Political magazine in Italy (1938–1943)

La Difesa della Razza (The Defence of Race) was a Fascist magazine which was published in Rome between 1938 and 1943 during the Fascist rule in Italy. Its subtitle was Scienza, Documentazione, Polemica (Science, Documentation, and Debate). It played a significant role in the implementation of the racial ideology following the invasion of Ethiopia and the introduction of the racial laws in 1938.

==History and profile==
La Difesa della Razza was first published on 5 August 1938. It was established by the Office for the Racial Problems headed by Guido Landra. The founding director of the magazine was Giulio Cogni, but he left the post when he recognized that his ideas about races had been used by the Fascist leaders without making any reference to him. Cogni was replaced by Telesio Interlandi in the post. Giorgio Almirante served as its editorial secretary and was the assistant to Interlandi. The editorial board of the magazine included leading physicians and scientists. It came out biweekly, but later its frequency was switched to bimonthly.

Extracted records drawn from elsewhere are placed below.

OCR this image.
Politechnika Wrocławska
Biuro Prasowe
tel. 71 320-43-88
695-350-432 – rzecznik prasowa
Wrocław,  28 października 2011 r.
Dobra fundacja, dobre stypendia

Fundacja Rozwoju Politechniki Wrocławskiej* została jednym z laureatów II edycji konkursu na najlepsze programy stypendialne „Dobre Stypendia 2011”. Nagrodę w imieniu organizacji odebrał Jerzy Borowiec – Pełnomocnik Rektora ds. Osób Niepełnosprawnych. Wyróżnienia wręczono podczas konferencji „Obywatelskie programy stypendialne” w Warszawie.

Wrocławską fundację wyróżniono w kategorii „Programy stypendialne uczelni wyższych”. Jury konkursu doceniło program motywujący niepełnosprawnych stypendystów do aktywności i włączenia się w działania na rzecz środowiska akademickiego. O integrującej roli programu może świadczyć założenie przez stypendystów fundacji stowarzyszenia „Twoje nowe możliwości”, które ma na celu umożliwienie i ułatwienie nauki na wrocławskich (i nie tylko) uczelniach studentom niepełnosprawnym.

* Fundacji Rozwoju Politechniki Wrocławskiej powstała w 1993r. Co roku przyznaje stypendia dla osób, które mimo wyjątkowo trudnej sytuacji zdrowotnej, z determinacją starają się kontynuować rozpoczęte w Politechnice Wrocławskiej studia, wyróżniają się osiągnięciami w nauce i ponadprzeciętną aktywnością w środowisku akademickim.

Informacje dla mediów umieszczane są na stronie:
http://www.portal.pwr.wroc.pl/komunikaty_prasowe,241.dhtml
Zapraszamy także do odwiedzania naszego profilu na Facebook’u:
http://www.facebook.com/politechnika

La Difesa della Razza was financed by several public institutions, including the Ministry of Popular Culture, banks, industrial and insurance companies. Each issue of the magazine was delivered to schools and universities across Italy. It folded on 20 June 1943 after producing 118 issues.

==Ideology, content and contributors==
The first issue of the magazine featured a manifesto, Manifesto della Razza, by the scholars which was the guiding principle of the racist ideology of Fascist Italy. Following the publication of this manifesto the approach of the state towards the Italian Jews and its colonial policies changed. The magazine described its goals in the first issue as follows:
We will popularize, with the help of scholars of various disciplines related to the problem, the fundamental concepts upon which the doctrine of Italian racism is based; and we will prove that science is on our side.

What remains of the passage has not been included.